When I was playing CYO basketball in the early 1970s, I would lie in bed the night before a game and pray that I might score some points, that I wouldn’t foul out and, if it wasn’t too much to ask, Lord, that my team win.

These days when I lie in bed on a Friday night, I say a prayer of gratitude. I am thankful for this heart that pumps blood from head to toe, for lungs that carry oxygen, for hips and legs that can still swivel and jump, for knees and ankles that still support them, for arms with enough muscle to throw a sphere through the air and stretch for a rebound. For eyes that can still focus on that circle of a hoop and follow a shot.

Playing basketball is all the more dear to me now, because I know things change. One day, age, injury or illness will force me to abandon this exercise and challenge me to develop new pursuits for pleasure, health and fulfillment.     

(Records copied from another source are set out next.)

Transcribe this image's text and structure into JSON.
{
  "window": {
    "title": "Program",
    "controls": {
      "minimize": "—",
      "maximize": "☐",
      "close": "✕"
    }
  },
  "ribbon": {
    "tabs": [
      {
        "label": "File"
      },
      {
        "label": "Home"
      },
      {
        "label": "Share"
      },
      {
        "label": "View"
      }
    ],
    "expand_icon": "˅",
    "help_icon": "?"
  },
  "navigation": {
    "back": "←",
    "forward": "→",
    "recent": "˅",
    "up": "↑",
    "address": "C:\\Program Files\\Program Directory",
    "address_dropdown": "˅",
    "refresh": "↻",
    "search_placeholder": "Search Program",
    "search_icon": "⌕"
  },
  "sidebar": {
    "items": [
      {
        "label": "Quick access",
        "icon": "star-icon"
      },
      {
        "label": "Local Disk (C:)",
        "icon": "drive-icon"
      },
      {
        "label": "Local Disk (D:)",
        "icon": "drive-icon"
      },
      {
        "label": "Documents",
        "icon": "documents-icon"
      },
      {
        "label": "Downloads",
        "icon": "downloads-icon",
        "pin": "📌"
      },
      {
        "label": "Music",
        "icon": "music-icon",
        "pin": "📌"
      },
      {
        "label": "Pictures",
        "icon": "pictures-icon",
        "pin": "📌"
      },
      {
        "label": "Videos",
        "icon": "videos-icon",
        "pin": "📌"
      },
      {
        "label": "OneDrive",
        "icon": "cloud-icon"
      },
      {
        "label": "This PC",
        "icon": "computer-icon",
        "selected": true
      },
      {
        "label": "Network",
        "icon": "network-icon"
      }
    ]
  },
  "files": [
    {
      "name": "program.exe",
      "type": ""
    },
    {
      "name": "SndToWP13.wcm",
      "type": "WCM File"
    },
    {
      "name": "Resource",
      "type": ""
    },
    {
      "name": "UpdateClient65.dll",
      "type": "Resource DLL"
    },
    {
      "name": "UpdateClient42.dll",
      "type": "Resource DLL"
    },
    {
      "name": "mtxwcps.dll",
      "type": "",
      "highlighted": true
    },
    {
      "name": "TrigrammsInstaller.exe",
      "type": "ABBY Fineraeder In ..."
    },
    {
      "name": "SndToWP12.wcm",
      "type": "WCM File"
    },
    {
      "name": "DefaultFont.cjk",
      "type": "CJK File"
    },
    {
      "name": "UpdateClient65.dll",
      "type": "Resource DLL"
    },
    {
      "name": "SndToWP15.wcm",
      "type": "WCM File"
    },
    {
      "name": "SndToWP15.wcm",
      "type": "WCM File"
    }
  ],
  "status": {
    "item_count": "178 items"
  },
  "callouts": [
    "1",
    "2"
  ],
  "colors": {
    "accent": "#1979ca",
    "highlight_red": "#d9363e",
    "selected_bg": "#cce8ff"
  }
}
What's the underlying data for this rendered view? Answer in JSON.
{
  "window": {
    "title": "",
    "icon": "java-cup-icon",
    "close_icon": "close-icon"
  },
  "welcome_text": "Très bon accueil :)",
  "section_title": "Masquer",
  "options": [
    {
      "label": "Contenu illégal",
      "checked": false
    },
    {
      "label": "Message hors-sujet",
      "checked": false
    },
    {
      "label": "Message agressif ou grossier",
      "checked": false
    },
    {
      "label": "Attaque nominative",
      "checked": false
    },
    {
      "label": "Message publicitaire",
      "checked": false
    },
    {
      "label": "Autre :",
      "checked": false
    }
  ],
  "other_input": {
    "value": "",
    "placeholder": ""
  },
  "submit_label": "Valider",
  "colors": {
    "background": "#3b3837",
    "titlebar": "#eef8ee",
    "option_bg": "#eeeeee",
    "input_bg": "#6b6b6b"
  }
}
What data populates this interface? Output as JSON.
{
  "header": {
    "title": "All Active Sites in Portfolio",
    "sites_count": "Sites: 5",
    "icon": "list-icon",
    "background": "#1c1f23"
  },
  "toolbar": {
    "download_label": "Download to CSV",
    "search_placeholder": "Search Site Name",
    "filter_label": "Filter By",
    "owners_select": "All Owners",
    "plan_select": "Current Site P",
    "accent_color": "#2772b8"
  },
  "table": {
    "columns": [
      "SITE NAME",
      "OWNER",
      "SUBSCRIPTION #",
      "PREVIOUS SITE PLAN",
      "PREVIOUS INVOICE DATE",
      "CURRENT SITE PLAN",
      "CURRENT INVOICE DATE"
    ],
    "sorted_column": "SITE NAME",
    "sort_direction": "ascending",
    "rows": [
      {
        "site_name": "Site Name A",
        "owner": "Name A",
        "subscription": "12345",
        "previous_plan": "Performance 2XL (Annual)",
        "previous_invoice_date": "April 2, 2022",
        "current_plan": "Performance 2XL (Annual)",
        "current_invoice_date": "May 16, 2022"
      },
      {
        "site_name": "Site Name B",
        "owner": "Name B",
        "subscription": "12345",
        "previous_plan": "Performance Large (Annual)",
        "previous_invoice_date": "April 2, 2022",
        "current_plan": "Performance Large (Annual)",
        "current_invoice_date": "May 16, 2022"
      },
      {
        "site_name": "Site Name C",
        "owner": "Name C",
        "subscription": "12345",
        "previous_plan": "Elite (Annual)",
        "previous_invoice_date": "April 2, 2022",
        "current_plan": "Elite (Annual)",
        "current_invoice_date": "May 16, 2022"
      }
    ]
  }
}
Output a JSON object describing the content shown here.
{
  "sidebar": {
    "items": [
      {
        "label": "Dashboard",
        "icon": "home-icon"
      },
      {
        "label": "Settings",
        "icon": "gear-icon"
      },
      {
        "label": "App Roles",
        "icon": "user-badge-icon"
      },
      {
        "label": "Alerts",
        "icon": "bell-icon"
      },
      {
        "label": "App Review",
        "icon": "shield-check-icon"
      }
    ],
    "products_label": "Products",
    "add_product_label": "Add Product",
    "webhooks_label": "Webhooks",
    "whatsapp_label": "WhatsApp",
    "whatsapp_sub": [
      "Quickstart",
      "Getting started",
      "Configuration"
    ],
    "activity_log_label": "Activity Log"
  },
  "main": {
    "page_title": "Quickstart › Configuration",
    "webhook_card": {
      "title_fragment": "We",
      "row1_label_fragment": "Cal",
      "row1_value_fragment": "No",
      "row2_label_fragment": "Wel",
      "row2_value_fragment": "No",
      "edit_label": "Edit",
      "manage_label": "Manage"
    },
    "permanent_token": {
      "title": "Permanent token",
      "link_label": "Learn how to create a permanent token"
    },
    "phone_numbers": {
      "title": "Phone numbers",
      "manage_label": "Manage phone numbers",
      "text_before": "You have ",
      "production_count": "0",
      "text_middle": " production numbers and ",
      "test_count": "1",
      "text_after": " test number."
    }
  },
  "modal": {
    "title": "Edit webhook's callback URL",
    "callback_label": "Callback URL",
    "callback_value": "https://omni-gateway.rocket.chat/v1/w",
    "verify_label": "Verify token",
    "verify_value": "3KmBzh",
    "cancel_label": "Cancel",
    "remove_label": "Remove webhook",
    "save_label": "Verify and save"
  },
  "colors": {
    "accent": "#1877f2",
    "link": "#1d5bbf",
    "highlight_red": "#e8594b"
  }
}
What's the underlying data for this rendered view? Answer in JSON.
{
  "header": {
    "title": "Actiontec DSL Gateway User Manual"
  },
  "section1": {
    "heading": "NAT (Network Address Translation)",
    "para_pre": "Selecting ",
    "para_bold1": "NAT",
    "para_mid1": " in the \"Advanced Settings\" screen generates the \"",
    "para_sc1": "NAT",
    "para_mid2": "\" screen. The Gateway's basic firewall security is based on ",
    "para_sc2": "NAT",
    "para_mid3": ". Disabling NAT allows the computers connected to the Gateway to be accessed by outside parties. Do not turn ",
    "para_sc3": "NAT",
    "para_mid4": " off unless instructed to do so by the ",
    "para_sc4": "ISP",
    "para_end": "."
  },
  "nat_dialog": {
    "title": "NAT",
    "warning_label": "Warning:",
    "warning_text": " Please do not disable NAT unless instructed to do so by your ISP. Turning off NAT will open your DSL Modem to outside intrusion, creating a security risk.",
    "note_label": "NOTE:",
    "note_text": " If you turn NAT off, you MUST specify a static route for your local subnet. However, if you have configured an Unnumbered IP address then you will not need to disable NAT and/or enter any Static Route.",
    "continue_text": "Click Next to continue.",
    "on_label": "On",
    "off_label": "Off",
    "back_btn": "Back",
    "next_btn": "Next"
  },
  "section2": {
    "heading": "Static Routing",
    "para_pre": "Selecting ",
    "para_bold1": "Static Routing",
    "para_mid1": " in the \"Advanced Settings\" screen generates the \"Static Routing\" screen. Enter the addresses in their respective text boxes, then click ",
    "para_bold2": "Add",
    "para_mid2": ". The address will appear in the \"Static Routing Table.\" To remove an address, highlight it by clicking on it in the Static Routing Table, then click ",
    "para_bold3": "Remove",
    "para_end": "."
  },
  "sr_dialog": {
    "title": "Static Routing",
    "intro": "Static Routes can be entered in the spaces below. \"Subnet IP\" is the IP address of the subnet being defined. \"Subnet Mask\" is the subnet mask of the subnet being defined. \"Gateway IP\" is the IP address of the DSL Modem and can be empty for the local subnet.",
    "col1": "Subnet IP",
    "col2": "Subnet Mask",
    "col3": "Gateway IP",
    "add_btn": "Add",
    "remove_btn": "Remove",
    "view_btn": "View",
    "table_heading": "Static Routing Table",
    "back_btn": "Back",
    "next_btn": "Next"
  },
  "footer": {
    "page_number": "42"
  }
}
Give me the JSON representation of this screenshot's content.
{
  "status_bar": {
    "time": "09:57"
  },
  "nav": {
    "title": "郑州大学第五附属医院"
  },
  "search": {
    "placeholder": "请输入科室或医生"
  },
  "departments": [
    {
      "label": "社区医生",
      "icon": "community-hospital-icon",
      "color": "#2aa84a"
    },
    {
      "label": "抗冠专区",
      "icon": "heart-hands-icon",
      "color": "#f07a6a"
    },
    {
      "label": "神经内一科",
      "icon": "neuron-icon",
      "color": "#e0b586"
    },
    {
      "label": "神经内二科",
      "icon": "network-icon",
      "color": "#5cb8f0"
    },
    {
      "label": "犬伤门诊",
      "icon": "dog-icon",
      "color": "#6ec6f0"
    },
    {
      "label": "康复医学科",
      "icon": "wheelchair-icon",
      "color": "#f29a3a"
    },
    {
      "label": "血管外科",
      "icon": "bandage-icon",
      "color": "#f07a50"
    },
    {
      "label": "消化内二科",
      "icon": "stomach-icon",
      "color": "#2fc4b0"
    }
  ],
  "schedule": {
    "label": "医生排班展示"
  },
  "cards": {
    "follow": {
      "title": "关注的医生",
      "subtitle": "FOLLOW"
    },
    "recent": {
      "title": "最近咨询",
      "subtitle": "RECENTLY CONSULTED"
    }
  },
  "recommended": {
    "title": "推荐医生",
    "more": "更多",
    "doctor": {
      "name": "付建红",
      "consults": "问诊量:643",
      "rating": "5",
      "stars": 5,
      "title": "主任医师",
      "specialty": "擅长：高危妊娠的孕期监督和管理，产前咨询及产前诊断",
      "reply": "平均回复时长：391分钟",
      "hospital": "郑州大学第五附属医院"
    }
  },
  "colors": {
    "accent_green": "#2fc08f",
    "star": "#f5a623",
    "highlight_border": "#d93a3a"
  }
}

Sister Joan Chittister, a Benedictine nun, writes, “In us is the presence of God on Earth.” Whether intentionality in movement can be considered a manifestation of prayer — I think of surfing, yoga, hiking, paragliding, swimming . . . or lofting a basketball through the air on a parabolic arc — I am not certain. What I know is that on Saturday mornings we play. We jump and run and shout and celebrate being alive.

Maybe transformation does not always come in a deluge. Maybe it’s more like a drizzle — a mist of small joys that over time open our hearts and make us bigger, more empathetic, more grateful, more generous, more holy.


Teresa H. Janssen played volleyball at Gonzaga University in the late 1970s. She lives in the Pacific Northwest where she writes and still enjoys weekly pick-up basketball. Her debut novel, The Ways of Water, inspired by family lore, is forthcoming in November 2023.